Apparently, many vets feel that early neutering does not have any detrimental effect upon the male cat in terms of the way he appears but it is said that the main differences seen with early neutering include “slightly taller size due to delayed bone growth plate closure and the inability to extrude the penis” 1. Also if a boy cat is fixed before six months of age, or more accurately before the development of secondary sexual characteristics, “his penis may remain small”.
The veterinarian who I spoke with (in fact I argued with her) stated that in Britain the age at which a male cat is neutered has been revised downwards from six to four months. I asked why this had happened. She said that the younger cat is more able to deal with the operation such as issues regarding bleeding (the younger cat can recover better from the operation). In short, she was stating that the benefits of neutering at the younger end of the timeframe outweigh the detriments of doing it at that age. She did not discuss the potential detriments of early neutering.
As can be seen, however, there are benefits and detriments and neutering is weighing up these factors to find the best answer. The decision depends upon the specific circumstances. There is no one stock answer in my opinion.
A good book that I have on veterinary matters says that early neutering does not appear to increase any incidences of urinary tract problems. The urethral diameter appears remain the same. Studies indicate no long-term behavioural effects from early neutering. In contrast, neutering an older male cat may leave his sex drive unaltered although it is uncommon1.

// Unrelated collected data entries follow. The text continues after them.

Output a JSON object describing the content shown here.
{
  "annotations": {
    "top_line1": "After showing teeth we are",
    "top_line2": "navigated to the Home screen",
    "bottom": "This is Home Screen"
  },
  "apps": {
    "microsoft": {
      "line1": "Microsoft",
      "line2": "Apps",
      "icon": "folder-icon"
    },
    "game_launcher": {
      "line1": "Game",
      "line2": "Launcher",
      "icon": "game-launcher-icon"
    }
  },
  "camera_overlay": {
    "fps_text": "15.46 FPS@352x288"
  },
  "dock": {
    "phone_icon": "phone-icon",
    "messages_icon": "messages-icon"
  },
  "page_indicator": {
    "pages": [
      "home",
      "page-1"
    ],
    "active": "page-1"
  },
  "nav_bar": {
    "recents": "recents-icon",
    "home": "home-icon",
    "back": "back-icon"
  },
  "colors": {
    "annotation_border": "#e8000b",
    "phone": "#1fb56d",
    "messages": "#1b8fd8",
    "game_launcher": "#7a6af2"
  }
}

Another excellent book I have, The Welfare of Cats, states that at one time there was concern among the experts that early neutering may cause stunting of normal growth patterns. Although there was little hard data to support this concern. However, the book does say that future, long-term follow-up studies may present to us issues hitherto unforeseen which arise out of very early neutering of male cats.
Of course, it all depends upon the level of concern by the cat’s caretaker. Sadly, in many cases early neutering is preferable when bearing in mind the habit of some cat owners to be indecisive about sterilising their cat until after a cat breeds and produces a litter. A small percentage of people believe that cats should be allowed to have a litter before be neutered/spayed but this simple desire is a major reason why there are so many unwanted cats.
My personal feeling is that neutering at 6 or 7 months is preferable because it pays more respect to the integrity of the male cat whereas pre-puberty neutering focuses heavily on preventing the bad habits of people (letting their cat breed) taking effect while overlooking possible health and development consequence affecting the cat. Early male cat neutering is human-orientated.